5G non-terrestrial networks (NTN) are getting increasing attention as a complementary solution to the currently deployed 5G terrestrial networks (TN) to provide global connectivity and ensure service continuity, service ubiquity, and service scalability. However, little research has been done into the security architecture of 5G NTN. This thesis aims to close this gap by summarizing the security architecture of 5G terrestrial networks and extending it to 5G non-terrestrial networks. In our security analysis, we are the first to perform a head-to-head comparison of four different NTN architectures (Transparent payload, Full gNB on board, Split CU-DU, and UE-Satellite-UE communication) with the first of its kind head-to-head comparison of the security architecture of 5G terrestrial and non-terrestrial networks.

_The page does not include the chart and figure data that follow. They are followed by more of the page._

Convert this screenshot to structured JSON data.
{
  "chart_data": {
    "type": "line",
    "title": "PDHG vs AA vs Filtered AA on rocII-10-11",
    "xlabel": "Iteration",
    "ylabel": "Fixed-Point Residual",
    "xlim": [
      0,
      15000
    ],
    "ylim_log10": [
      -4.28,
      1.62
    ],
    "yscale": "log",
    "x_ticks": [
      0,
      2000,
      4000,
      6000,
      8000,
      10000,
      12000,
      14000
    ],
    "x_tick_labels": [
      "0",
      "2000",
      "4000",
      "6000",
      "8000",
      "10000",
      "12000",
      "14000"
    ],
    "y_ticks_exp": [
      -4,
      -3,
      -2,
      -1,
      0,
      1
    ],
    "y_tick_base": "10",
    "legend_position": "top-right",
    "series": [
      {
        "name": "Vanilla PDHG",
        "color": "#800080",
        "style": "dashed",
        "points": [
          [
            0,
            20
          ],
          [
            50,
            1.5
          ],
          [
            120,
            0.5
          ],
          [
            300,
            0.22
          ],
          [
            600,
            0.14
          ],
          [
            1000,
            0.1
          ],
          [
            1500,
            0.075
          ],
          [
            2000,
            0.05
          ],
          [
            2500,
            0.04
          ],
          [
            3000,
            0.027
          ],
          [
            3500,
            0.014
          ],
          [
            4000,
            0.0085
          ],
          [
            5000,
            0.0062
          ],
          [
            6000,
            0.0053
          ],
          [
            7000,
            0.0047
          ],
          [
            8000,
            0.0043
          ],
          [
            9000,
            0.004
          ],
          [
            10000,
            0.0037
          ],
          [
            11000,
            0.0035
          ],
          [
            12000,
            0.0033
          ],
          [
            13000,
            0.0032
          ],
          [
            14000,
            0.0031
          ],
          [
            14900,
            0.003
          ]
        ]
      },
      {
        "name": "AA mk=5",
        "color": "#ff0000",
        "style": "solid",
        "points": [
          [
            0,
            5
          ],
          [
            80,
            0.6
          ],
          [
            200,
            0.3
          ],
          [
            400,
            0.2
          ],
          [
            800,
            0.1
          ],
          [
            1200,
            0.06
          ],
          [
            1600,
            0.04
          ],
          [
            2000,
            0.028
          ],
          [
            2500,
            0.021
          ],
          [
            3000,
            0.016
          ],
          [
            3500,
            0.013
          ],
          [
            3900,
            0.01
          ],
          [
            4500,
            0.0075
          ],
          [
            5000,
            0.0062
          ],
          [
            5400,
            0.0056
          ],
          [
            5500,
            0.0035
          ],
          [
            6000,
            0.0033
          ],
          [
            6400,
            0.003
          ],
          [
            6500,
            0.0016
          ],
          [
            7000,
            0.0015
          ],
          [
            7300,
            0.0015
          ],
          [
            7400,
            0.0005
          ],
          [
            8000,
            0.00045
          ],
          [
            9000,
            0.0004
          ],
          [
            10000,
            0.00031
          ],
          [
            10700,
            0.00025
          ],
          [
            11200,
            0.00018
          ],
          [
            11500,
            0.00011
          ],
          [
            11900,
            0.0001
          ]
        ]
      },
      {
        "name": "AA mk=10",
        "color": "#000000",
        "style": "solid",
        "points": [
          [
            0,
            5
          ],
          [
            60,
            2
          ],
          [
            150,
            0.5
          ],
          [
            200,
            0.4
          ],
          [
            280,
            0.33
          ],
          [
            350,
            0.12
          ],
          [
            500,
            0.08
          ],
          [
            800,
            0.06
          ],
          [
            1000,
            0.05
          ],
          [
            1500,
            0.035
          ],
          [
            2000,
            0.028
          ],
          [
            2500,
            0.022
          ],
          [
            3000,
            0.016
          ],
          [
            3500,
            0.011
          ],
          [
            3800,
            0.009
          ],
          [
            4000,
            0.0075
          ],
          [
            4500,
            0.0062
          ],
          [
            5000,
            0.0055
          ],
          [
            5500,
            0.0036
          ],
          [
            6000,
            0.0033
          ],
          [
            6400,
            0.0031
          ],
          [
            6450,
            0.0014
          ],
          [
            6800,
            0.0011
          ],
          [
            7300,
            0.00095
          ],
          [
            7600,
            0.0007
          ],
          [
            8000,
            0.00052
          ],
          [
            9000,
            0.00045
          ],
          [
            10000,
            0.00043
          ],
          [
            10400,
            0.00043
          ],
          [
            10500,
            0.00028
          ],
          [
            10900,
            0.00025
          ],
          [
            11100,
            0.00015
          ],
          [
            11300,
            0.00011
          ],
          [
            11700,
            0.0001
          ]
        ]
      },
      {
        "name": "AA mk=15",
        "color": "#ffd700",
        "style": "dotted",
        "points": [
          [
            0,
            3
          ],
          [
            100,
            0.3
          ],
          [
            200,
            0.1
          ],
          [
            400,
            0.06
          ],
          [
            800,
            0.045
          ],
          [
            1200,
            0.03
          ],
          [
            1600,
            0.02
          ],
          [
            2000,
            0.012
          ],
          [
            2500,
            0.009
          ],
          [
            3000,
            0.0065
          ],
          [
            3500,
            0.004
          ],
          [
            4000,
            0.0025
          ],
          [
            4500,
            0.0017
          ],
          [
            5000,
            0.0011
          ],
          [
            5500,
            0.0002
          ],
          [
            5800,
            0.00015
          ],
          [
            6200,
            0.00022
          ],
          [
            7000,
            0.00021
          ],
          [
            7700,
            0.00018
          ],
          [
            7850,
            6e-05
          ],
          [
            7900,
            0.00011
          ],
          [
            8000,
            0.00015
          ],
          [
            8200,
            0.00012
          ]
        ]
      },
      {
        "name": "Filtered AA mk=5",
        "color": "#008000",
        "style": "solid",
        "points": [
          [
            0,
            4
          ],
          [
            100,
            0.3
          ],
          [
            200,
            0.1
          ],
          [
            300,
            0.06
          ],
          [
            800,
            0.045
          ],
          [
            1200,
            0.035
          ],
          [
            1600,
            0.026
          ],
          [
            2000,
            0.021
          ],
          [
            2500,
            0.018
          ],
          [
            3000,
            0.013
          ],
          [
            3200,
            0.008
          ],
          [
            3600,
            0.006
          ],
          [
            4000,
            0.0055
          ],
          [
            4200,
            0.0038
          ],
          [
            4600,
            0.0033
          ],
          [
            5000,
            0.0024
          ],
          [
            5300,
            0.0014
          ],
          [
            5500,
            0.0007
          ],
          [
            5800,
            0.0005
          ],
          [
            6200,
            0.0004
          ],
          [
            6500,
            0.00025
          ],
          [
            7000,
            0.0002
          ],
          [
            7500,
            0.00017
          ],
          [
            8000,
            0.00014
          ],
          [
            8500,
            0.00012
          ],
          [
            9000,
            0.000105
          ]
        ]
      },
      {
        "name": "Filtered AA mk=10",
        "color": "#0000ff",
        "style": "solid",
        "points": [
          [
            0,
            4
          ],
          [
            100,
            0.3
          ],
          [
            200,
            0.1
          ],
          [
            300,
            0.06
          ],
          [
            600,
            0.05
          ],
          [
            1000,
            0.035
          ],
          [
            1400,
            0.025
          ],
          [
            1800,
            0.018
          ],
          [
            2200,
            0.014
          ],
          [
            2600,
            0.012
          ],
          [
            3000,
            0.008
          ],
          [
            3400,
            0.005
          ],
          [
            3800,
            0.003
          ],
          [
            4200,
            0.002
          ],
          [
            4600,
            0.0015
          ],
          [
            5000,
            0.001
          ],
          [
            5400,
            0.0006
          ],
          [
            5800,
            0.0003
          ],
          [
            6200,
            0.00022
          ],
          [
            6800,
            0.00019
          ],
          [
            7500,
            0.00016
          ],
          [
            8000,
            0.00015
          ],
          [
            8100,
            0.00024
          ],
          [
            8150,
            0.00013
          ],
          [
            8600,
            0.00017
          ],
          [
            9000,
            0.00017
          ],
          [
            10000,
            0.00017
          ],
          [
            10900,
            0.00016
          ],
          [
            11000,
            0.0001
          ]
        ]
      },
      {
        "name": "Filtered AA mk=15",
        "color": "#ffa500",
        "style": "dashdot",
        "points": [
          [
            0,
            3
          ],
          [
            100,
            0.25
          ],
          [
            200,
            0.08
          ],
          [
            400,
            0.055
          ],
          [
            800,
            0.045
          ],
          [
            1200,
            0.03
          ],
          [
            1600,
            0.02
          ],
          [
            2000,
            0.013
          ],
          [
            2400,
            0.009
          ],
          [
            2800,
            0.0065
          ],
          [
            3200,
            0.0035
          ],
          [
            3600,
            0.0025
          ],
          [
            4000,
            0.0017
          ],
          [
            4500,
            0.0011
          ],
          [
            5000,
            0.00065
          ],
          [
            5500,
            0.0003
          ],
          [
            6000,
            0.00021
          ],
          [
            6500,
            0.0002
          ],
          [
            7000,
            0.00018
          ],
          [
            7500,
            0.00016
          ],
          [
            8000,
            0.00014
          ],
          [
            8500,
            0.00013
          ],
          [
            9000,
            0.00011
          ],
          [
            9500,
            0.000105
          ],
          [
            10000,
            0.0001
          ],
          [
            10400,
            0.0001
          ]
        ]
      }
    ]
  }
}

In the practical part of the thesis, we implement a flooding attack against a 5G base station using OpenAirInterface (OAI), one of the largest open-source 5G network implementations, and evaluate the attack in a terrestrial and a non-terrestrial setup. In the performed experiments using real SDR devices (TN) and simulated LEO and GEO satellites with a transparent payload (NTN), we managed to make the base station permanently allocate more contexts than the defined threshold on the active connections, allowing an attacker to completely exhaust the available memory resources in the long run. Furthermore, we were able to reach the maximum number of allowed connections in the base station in all experiments except those with a GEO satellite, leading to a DoS of a legitimate subscriber.